Aus den Proben, die auf handliche 120 Zentimeter Länge bei einem Durchmesser von knapp zehn Zentimeter zurechtgesägt werden, lesen die ForscherInnen wie aus einem Geschichtsbuch des Ozeans: Die Verteilung von Gesteinsarten, Ascheschichten oder Fossilien läßt Rückschlüsse auf die Bewegungen der Erdkruste und auf Klimaentwicklungen wie Vulkanausbrüche oder Lebensmöglichkeiten für Tierarten zu.

„Wir müssen die Entstehung des Klimas verstehen, um unsere jetzigen Klimamodelle überprüfen zu können“, begründet Gerold Wefer die Arbeiten. Denn bei der Klimaforschung spielen die Ozeane eine wichtige Rolle: allein etwa 40 Prozent des CO2 in der Atmosphäre werden von den Weltmeeren aufgenommen. Aus der Entwicklung der Klimamodelle leiten sich schließlich auch „Handlungsanforderungen an die Politik“ ab – zum Beispiel Entscheidungshilfen für eine deutliche Reduzierung des Treibhausgases CO2.

Die Lagerung der Bohrkerne in Bremen bedeutet eine internationale Anerkennung der wissenschaftlichen Arbeit, die am Fachbereich Geowissenschaften der Bremer Uni geleistet wird. Denn beworben um den Standort hatten sich noch andere Unis in den USA und Kanada. In Bremen, das sich damit zu einem „internationalen Zentrum für Marine Geowissenschaften“ mausert, hat man sich auf die Erforschung des Atlantik spezialisiert. Deshalb werden bis 1997 insgesamt 50 Kilometer Bohrkerne in der Kühlhalle mit angeschlossenen Labors im Europahafen landen.

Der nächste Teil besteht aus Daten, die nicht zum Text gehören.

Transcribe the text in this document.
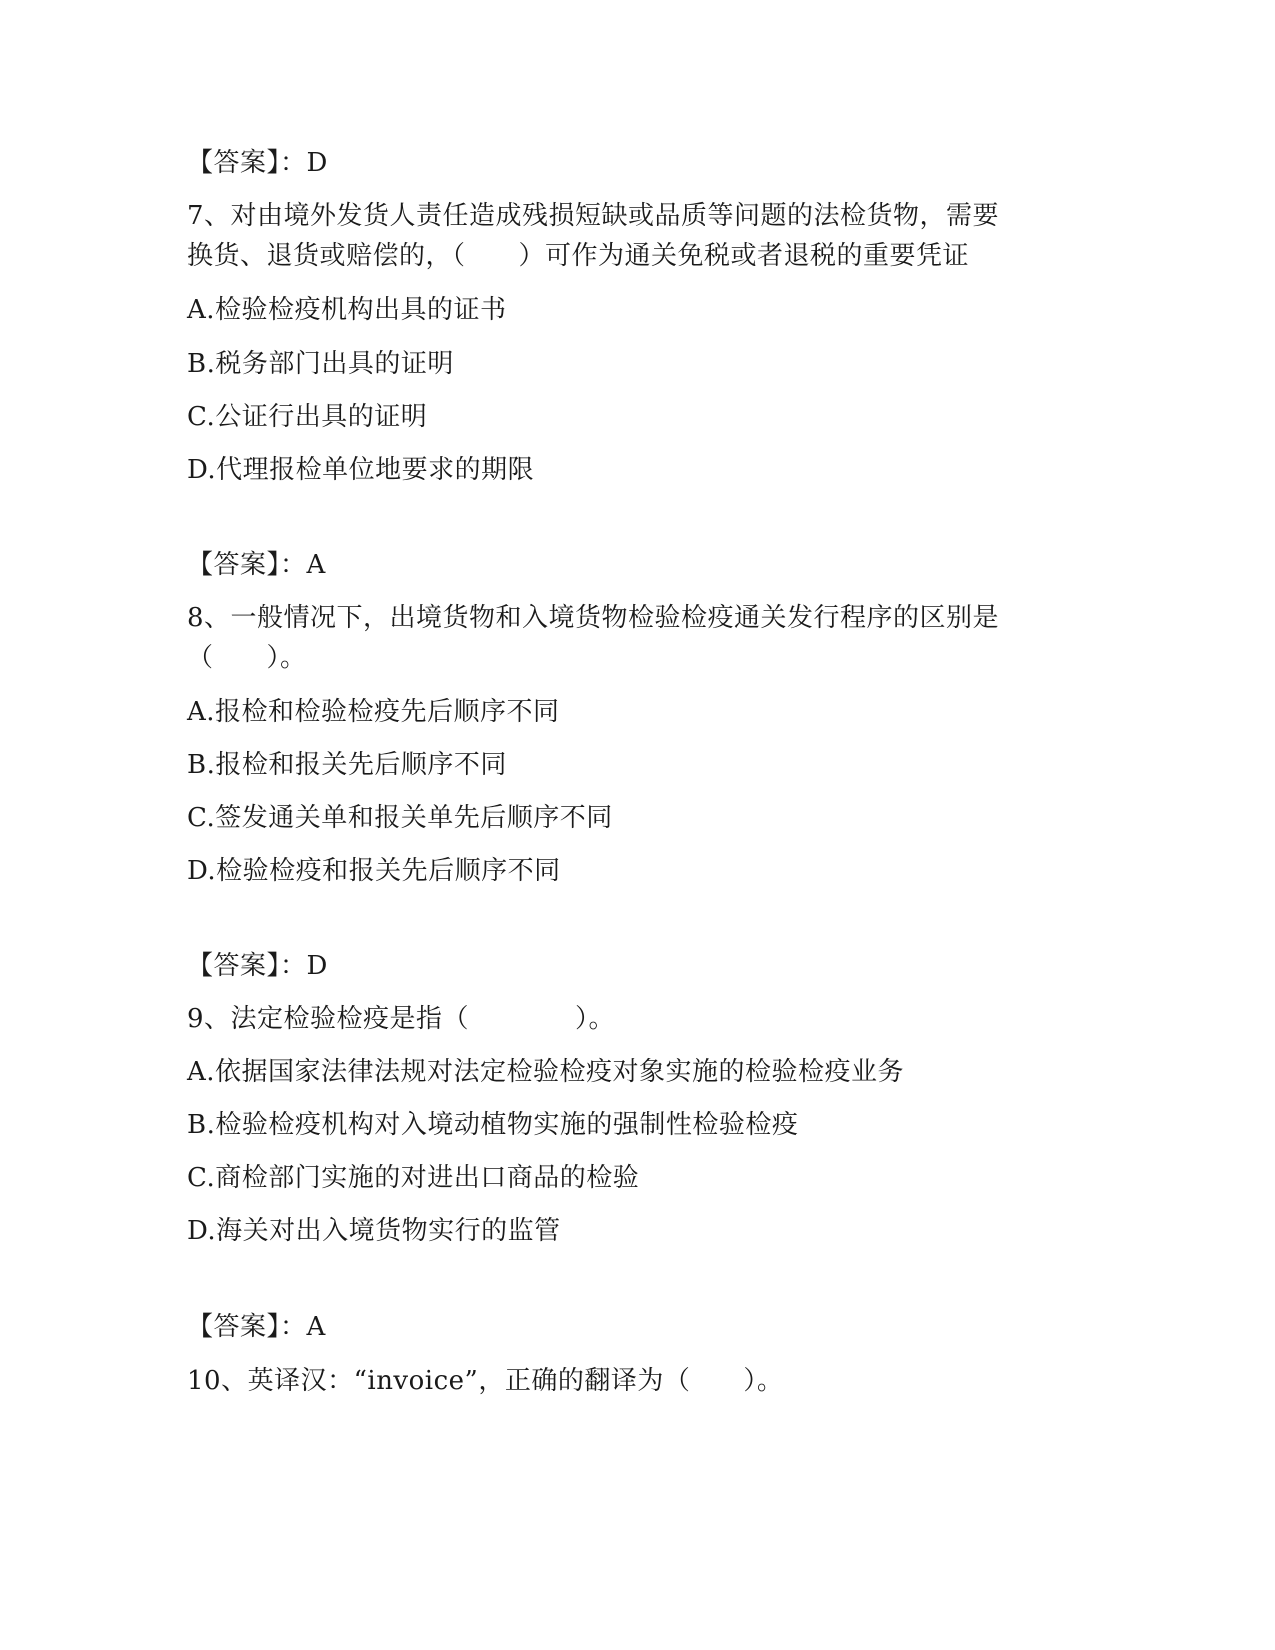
【答案】：D
7、对由境外发货人责任造成残损短缺或品质等问题的法检货物，需要
换货、退货或赔偿的，（　　）可作为通关免税或者退税的重要凭证
A.检验检疫机构出具的证书
B.税务部门出具的证明
C.公证行出具的证明
D.代理报检单位地要求的期限
【答案】：A
8、一般情况下，出境货物和入境货物检验检疫通关发行程序的区别是
（　　）。
A.报检和检验检疫先后顺序不同
B.报检和报关先后顺序不同
C.签发通关单和报关单先后顺序不同
D.检验检疫和报关先后顺序不同
【答案】：D
9、法定检验检疫是指（　　　　）。
A.依据国家法律法规对法定检验检疫对象实施的检验检疫业务
B.检验检疫机构对入境动植物实施的强制性检验检疫
C.商检部门实施的对进出口商品的检验
D.海关对出入境货物实行的监管
【答案】：A
10、英译汉：“invoice”，正确的翻译为（　　）。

Alle anderen Bohrkerne, die die „JOIDES-Resolution“ nach Hause bringt, lagern in den USA: Denn die sind die Hauptsponsoren des Bohrvorhabens „Ocean Drilling Program“, mit dem bei einem Jahresetat von 36 Millionen Dollar die Meeresböden untersucht werden. Deutschland ist da mit 7 Millionen mit an Bord und darf deshalb regelmäßig zwei ForscherInnen auf hohe See schicken. Nicht umsonst war das Forschungsschiff früher für eine Ölfirma unterwegs: Aufschluß über den Meeresboden heißt auch Aufschluß über die Lage von Bodenschätzen.

Neben der internationalen Anerkennung hat die Lagerung der Kerne in Bremen, die pro Jahr etwa 300.000 Mark kostet, für Profs und StudentInnen der Geowissenschaft auch handfeste Vorteile. Sie müssen für Forschungen am Objekt statt eines Flugs in die USA nur eine Fahrt in den Europahafen finanzieren, sie hoffen auf mehr Doktorandenstellen und auf den Besuch von renommierten WissenschaftlerInnen, die dann mal eben auch einen Vortrag an der Uni halten könnten.

Für die Geowissenschaft insgesamt sind die Bohrkerne extrem wertvoll: „Das sind Unikate, auf die Forscher auch noch in 30 oder 40 Jahren zurückgreifen werden“, meint Gerold Wefer.